At the next government meeting, there are two draft decisions submitted by the BRD. We want to multiply these focus points and have people in charge of diaspora issues on a local level as well. Local authorities can gain a lot from creating such bridges to the diaspora. The second proposal concerns the reintegration of Moldovans who return between 2017 and 2020. It mostly deals with orientation programs and stimulating investments.
The decision to return often depends on the prospects available to the migrants’ children. That’s one of their main worries. We need to develop policies and ensure such conditions in schools, that they won’t feel stressed about the changes in social entourage or school curriculum. For the second half of 2017, we have planned many activities concerning regulations, local trainings, the implementation of the reintegration plan and the writing of the guide for returned migrants.
- You are right, the situation of migrant children is a key topic. The DOR program, dedicated to them, is at its fifth edition. What is the program’s goal in general and this year in particular? What is the BRD’s long term vision regarding projects that involve our diaspora’s children?
- DOR is a program designed for our migrants’ children and every year it ends very emotionally. One hundred kids from 14 countries, including some from Moldova, come together to get to know the best of our country.
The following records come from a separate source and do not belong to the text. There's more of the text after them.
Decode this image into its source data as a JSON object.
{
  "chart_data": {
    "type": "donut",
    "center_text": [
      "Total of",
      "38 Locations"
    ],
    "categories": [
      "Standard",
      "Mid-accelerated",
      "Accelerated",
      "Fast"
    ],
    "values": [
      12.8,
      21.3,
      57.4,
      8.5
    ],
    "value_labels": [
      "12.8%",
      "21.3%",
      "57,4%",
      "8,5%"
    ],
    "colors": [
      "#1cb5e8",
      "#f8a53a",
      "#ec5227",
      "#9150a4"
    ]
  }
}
For a week, they have an exceptional program. They get to meet key people from various fields like the theater and listen to the best speakers. They learn about the most important achievements in Moldova and about the specifics of our country. These are mostly children who have been born abroad, who have never seen Moldova or only came for a short time during holidays. They may know their grandparents and relatives, but they don’t know what Moldova has to say to the world.
These children attend folk dances, handicrafts, wood carving and clay modeling workshops. During a short period of time, they get familiar with our traditional culture. It’s a program that succeeds in strengthening communication among them, because during this week they speak only Romanian. This year, just like during previous editions, they will enjoy only authentic culture.
Regarding future plans, it’s important to see how we can continue supporting the creation of new Education Centers in the diaspora. Secondly, the BRD and its partners must find a way to involve teenagers. Older kids, in their attempt to blend in with other teenagers in their country of destination, be them Italians or Portuguese, tend to discard everything that’s representative of their country of origin. It’s important to keep them within Moldova’s sphere of interest, to maintain their emotional bond to our country and to be able to implement special programs for children and teenagers.
- If you sketched the portrait of a Moldovan migrant, what characteristics would you include?
- They are patriots. They participate in promoting their country, in its political life, including by organizing protests, a very important thing. They have acquired Western democracy habits, a different kind of attitude, fairness, punctuality. Equally important, they successfully integrate in their destination countries.